Wobei jeder anders trauert und deshalb würde ich den Sohn einfach fragen, wann er ein neues Tier haben wollen würde.
Und ob es wieder ein Hamster werden soll (, ich halte hamster allerdings auch nicht für gute Kinder - Tiere) oder vielleicht etwas anderes besser passt usw.
Er ist ja alt genug, um vor allem wegen des Zeitpunkts mit einbezogen zu werden :)

(16) 11.06.19 - 13:40

Hey,

da meine Kinder vom ersten Atemzug an mit kleinen Tieren aufwachsen (bis letztes Jahr immer ein Zwerghamster im Haus, und draußen haben wir Meerschweinchen) und gegenüber ein Bauernhof ist, wo auch hin und wieder ein verstorbenes Tier zu sehen ist, haben sie sehr früh gelernt damit umzugehen. Die Angst, dass das neue Tier auch stirbt, gehört aber dazu, sie schließen es ja ins Herz. Ergeht uns nicht anders, würde ich sagen.

Die Tiere unserer Kinder haben auch eine kleine Grabplatte bekommen. Das hilft unseren Kindern sehr und sie sitzen oft am Grab, pflanzen im Sommer Blümchen ein,...

Ich betrachte ein neues Tier nicht als billigen Ersatz, sondern als Nachfolger. Gute Haltung vorausgesetzt (bei Hamstern natürlich kein kleines Becken, kleines Laufrad usw., sondern großzügige Haltung) gibt man einem neuen Tier die Chance auf ein schönes Leben in guten Händen.

Hier ist aber jeder Mensch anders. Der eine braucht Zeit, der andere kann besser damit umgehen, wenn zeitnah ein neues Tier einzieht. Da wirst du am ehesten merken und einschätzen können, wie es bei deinem Kind besser ist.

Uns und unseren Kindern hilft es mehr, den Platz schneller neu zu belegen. Diese Leere ist so viel schmerzhafter, aber das empfindet jeder anders.

Den Rat "ein Meerschweinchen" zu holen unterschreibe ich nicht. Das wäre Tierquälerei (Einzelhaltung) und Meerschweinchen sind in der Haltung auch viel anspruchsvoller als man meinen würde. Käfige gibts keine passenden und und und. Kaninchen toppen das alles nochmal, was den Platzbedarf angeht. ;-) Also falls es ein anderes Tier sein soll, dann bitte gründlichst gut informieren (diebrain.de). Wobei wir schon Hamster hatten, die älter wurden als das eine oder andere Meerschweinchen... #schmoll Eine Garantie gibt es leider nie.

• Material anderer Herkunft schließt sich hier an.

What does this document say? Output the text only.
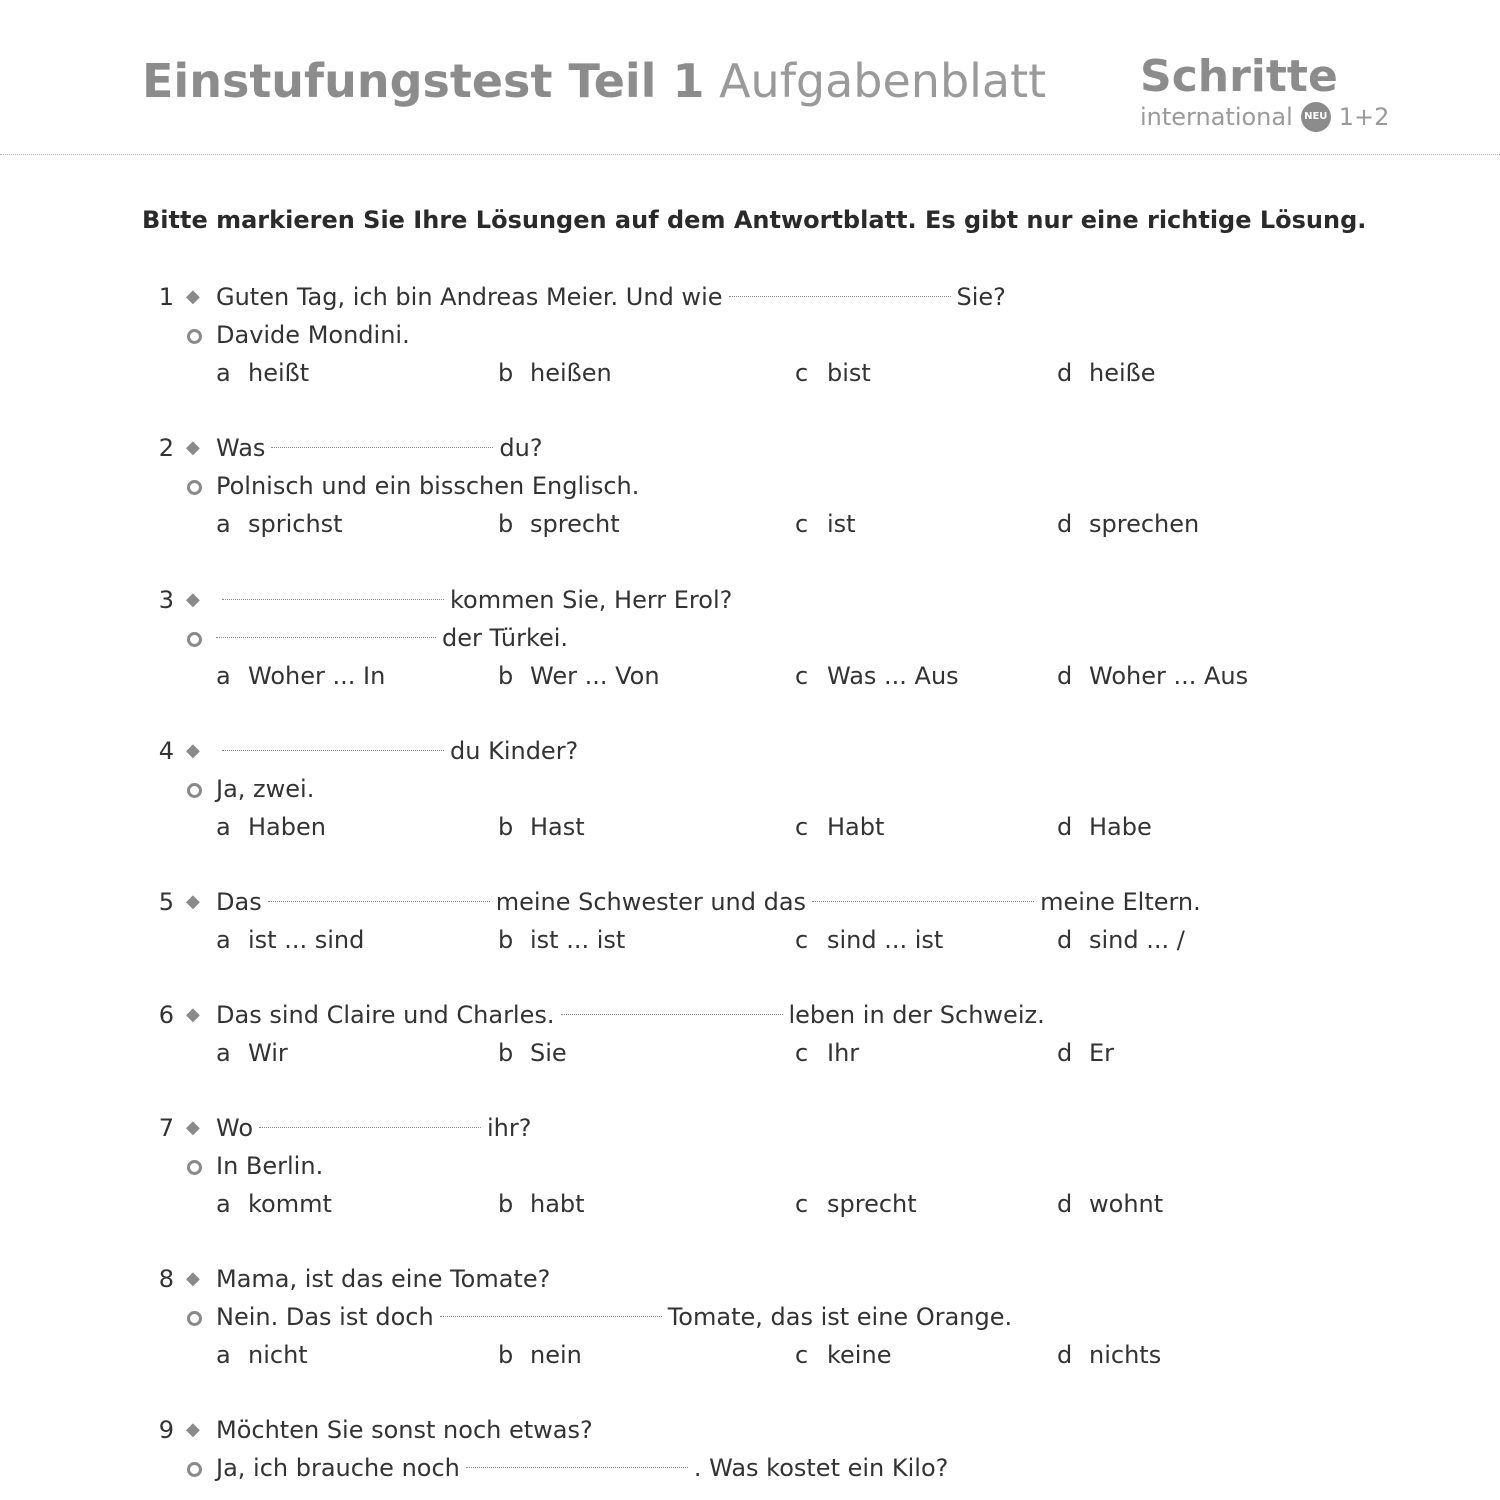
Einstufungstest Teil 1 Aufgabenblatt Schritte
international	NEU 1+2
Bitte markieren Sie Ihre Lösungen auf dem Antwortblatt. Es gibt nur eine richtige Lösung.
1 ◆ Guten Tag, ich bin Andreas Meier. Und wie	Sie?
Davide Mondini.
a heißt	b heißen	c bist	d heiße
2 ◆ Was	du?
Polnisch und ein bisschen Englisch.
a sprichst	b sprecht	c ist	d sprechen
3 ◆	kommen Sie, Herr Erol?
der Türkei.
a Woher ... In	b Wer ... Von	c Was ... Aus	d Woher ... Aus
4 ◆	du Kinder?
Ja, zwei.
a Haben	b Hast	c Habt	d Habe
5 ◆ Das	meine Schwester und das	meine Eltern.
a ist ... sind	b ist ... ist	c sind ... ist	d sind ... /
6 ◆ Das sind Claire und Charles.	leben in der Schweiz.
a Wir	b Sie	c Ihr	d Er
7 ◆ Wo	ihr?
In Berlin.
a kommt	b habt	c sprecht	d wohnt
8 ◆ Mama, ist das eine Tomate?
Nein. Das ist doch	Tomate, das ist eine Orange.
a nicht	b nein	c keine	d nichts
9 ◆ Möchten Sie sonst noch etwas?
Ja, ich brauche noch	. Was kostet ein Kilo?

Alles Gute und viel Kraft auch an dein Kind. So ein Verlust tut einfach furchtbar weh.

LG erdbeerchen

  • Hallo Erdbeerchen,

    da du mich explizit zitiert hast, möchte ich an dieser Stelle wiederholt darauf hinweisen, dass ich mich wohl missverständlich ausgedrückt habe.
    Das sehe ich auch ein und werde in Zukunft auf solche kleine Details achten, da es sicherlich nicht jedem hier bekannt ist, dass Meerschweinchen in Gruppen (zumindest zu zweit) gehalten werden müssen.

    Niemals würde ich dazu raten, Tiere nicht artgerecht zu halten!

    Da ich dieses Missverständnis oben bereits aufgeklärt hatte, stört es mich umso mehr von dir (indirekt) unterstellt zu bekommen, ich hätte zur Einzeltierhsltung und somit zur Tierquälerei geraten.

    Das ist nicht korrekt.

    • Du hast aber ursprünglich eben explizit EIN Meerschweinchen empfohlen und das ist für Betroffene Einzeltiere ein gravierender Unterschied.
      Leider ist es nicht für jeden selbstverständlich, dass Meerschweinchen, Kaninchen sie min zu Zweit gehalten werden müssen.

      • Und ich habe es UMGEHEND richtig gestellt!

        Nochmal für dich: Es ging mir nicht darum, ein einzelnes Meerschweichchen zu halten.
        Da das leider missverständlich war, habe ich mich nochmals dazu geäußert.

        Was kann ich sonst noch tun?

        Es ist mir leider nicht möglich ein Wort aus meinem ursprünglichen Post zu streichen.

        Hier bei Urbia muss man wirklich jedes Wort zweimal umdrehen.Furchtbar!
        Sie hat doch sofort geschrieben, dass es ein Missverständnis war.